0
votes

Feeling slightly lost at this point.

I have a streaming application based on Spark 2.4.2 & Kafka that writes an aggregated (time window'ed) stream back to Kafka:

  • [DF1] a streaming pre-partitioned Dataframe (on Key theKey), i.e. A stream that guarantees that K arrives in the same partition everytime.
  • [DF2] Lookup table (~1000 rows) that I join with the DF1.
  • GroupBy based on Key and continuously moving Window of 1 Day.
    DF1.join(DF2, "df1.a" === "df2.b", "left")
       .withWatermark("timestamp", "24 hours")
       .groupBy(window('timestamp, "24 hours"), 'theKey)
       .agg(collect_list('payload) as "payload")

Problem: The Shuffle. With pre-partitioning the dataset before hand (in Kafka), I was hoping to achieve partition-local groupBy's. Unfortunately that didn't work.

Question is, what is the right way of achieving this, without shuffles? Is there any?

Solutions I've explored so far:

  1. "agg over window...": Not supported in streaming (Spark throws: Non-time-based windows are not supported on streaming DataFrames/Datasets)
  2. mapPartitions: Not sure how to factor in State (mapWithState). mapGroupsWithState requires a KeyValueGroupedDataset[K, V] that's only given by GroupByKey.

Solutions I'm considering (reluctantly):

  1. mapPartitions on dataframe, with custom state management. However, that renders Spark's stateful streaming, useless.
  2. Somehow plug the original hash-partitioning (from Kafka dataframe) into Spark, so that it takes care of shuffles for good (and not use the default 200), but I haven't found a definitive source yet.

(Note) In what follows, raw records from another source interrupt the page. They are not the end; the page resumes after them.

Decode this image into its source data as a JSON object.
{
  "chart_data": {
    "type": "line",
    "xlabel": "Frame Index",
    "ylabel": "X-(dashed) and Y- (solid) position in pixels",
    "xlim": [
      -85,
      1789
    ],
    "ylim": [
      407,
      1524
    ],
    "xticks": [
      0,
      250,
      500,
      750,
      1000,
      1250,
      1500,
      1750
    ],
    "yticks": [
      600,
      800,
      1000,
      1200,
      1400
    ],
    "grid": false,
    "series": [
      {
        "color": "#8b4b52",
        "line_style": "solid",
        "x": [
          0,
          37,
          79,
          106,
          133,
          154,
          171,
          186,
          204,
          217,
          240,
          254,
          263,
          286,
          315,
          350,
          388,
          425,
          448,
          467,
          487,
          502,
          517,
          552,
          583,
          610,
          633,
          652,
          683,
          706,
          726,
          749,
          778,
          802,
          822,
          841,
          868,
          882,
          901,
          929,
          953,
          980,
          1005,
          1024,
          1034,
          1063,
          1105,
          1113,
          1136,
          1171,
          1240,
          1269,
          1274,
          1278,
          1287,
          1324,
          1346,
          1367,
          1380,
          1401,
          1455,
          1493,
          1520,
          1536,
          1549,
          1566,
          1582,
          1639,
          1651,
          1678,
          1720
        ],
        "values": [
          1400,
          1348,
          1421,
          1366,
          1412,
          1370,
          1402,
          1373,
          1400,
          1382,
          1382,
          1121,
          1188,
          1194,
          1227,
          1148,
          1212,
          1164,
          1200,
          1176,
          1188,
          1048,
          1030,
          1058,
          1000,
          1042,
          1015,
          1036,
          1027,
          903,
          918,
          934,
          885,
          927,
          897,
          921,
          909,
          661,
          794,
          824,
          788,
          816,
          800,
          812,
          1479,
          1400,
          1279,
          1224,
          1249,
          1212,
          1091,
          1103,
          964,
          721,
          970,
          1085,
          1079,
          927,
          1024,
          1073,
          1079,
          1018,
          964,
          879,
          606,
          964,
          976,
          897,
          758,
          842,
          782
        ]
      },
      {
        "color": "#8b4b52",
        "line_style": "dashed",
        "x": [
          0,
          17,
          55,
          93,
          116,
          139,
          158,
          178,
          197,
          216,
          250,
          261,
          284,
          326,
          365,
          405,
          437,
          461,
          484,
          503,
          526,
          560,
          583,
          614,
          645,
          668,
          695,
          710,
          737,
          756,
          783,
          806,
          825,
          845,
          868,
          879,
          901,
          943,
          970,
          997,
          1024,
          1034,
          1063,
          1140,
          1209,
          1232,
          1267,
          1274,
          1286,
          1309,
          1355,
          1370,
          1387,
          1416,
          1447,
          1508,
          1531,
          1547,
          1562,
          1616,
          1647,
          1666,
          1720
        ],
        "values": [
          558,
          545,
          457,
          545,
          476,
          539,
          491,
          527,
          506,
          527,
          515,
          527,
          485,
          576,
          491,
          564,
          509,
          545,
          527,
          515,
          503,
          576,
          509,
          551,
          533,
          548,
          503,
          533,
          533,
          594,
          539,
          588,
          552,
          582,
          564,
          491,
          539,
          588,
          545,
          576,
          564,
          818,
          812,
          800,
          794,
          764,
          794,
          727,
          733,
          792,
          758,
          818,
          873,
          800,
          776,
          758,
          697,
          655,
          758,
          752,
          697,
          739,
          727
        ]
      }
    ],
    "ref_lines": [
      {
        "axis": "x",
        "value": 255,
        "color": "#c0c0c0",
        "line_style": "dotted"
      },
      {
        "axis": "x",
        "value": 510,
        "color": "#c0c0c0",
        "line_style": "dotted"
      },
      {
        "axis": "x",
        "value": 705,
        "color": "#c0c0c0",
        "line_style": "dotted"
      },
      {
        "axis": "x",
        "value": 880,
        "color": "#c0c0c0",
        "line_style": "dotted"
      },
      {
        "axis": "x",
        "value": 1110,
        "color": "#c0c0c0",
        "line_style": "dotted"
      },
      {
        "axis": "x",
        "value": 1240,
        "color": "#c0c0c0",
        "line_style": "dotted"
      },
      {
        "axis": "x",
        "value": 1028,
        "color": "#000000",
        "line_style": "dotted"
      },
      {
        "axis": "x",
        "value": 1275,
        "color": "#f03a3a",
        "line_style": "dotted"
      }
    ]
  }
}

Any help is greatly appreciated!

1
Try forcing broadcast joins with DF1.join(broadcast(DF2), ...). This should prevent shuffling and keep your keys in their original partitions. - Hristo Iliev
@HristoIliev I did just that. It came down a bit, but still a sizeable shuffle. - TroubleShooter

1 Answers

0
votes

Actually the lookup tables were causing all the shuffle. I was hoping that Spark would prefer partitioning of the larger dataset over the smaller lookup tables, but that wasn't the case. It took the streaming dataset, disregarded the partitioning and shuffled them whereever the lookup table partitions were.

As soon as I repartitioned the lookup tables as per Streaming dataframe, Spark was happy. Though, its counter-intuitive that Spark doesn't prioritize the partitioning of the bigger dataset more than the smaller ones.